# Should I let my cat into the unfinished basement?



## AaronR1074 (Dec 11, 2012)

OK here's the deal. I have a 110+ year old split level Colonial home. It has an original stack stoned foundation and cement floors that are very crumbly and dusty and old as well. Most of the original walls of the house (before the remodel) was built from old barnhouse wood. My dad has all kinds of tools and boards stashed down there and I have all my oil painting stuff down there as well. The basement is unfinished and is essentially a dank, dark cave of which we hardly venture in except to get a bottle of wine or case of soda. 
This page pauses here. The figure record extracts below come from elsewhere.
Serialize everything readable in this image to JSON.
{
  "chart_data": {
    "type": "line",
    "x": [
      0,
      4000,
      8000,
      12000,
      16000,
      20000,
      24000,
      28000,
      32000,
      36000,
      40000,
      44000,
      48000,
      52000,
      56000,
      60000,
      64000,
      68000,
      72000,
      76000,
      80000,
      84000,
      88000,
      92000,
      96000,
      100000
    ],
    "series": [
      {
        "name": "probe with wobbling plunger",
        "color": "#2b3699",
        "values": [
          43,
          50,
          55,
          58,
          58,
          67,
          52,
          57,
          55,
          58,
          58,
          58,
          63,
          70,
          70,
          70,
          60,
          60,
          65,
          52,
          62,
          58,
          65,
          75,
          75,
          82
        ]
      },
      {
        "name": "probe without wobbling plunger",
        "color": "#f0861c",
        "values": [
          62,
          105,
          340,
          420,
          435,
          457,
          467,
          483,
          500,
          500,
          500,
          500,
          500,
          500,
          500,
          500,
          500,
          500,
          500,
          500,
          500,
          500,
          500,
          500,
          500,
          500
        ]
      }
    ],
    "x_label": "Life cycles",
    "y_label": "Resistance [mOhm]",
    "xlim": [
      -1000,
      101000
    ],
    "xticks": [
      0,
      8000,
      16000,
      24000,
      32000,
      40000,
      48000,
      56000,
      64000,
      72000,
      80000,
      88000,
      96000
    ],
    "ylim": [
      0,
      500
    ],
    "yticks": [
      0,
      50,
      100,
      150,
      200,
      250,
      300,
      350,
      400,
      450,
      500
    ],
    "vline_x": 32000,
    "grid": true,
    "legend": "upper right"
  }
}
Here's the key. I really want Pippin down there. I think there is great opportunity for him to explore and get some exorsise. Ya know, hop up and around on things and roll around in the dirt and pretend he's an outdoor cat even though he's an indoor cat. 

I also want him down there because I have had a rodent/animal problem in the walls as long as I remember. I'm pretty sure I've had everything in the house from chipmunks to squirrels to mice, and I'd love to know if even Pipin's presence is enough to deter the pests. I'd also love to see him hunting and doing natural cat/prowling/play stuff down there. You know, being a cat and not just a ball of fur that sleeps all day and plays with a toy on a string. I'm sure that's awefuly boring for him.

I got him to be my sweet cuddly fuzzy buddy in the first two months home from the shelter. Now I'm ready to let him become the natural bad-ass hunter that I'm sure he is.

So what do you guys think? Is it safe? Should I let him go down there and expel some energy?


----------



## Marcia (Dec 26, 2010)

AaronR1074 said:


> I also want him down there because I have had a rodent/animal problem in the walls as long as I remember. I'm pretty sure I've had everything in the house from chipmunks to squirrels to mice, and I'd love to know if even Pipin's presence is enough to deter the pests. I'd also love to see him hunting and doing natural cat/prowling/play stuff down there. You know, being a cat and not just a ball of fur that sleeps all day and plays with a toy on a string. I'm sure that's awefuly boring for him.
> 
> I got him to be my sweet cuddly fuzzy buddy in the first two months home from the shelter. Now I'm ready to let him become the natural bad-ass hunter that I'm sure he is.


I would ask myself these questions:
Am I willing for him to get bit by a rabid rat or mouse?
Am I willing for him to step on a piece of broken glass or a rusty bit of nail. 
Would I let my adventurous, curious child play down there?
Do you want a live mouse brought to you as a gift in the middle of the night. 

If any or all of these things appeal to you then let him have at it!
When we lived in Sicily I adopted Annie. With no screens on the windows, it was impossible to keep her confined during the day so I didn't try. She would catch birds and mice and bring them into the bathroom and tear them to shreds. We would come home from work to carnage - feathers and guts all over the bathroom. yuck. no thanks.


----------



## catloverami (Jul 5, 2010)

First of all I would do a safety check....make sure there are no holes in the foundation or walls that the cat could squeeze into and get stuck. And you'd be amazing how small a hole that can be, maybe 2-1/2 in. in diameter. I would make sure there's nothing that's breakable in the way of glass, or bottles that can get tipped over or broken.....think of your cat as a 2 y.o. child and would you feel safe letting a child roam around there. Any liquids if tipped over and leaked that could be harmful, like anti-freeze which is poisonous to cats. It can be all right and fun for your cat and give him some added exercise if he's an indoor cat, but make sure it's safe for him first.


----------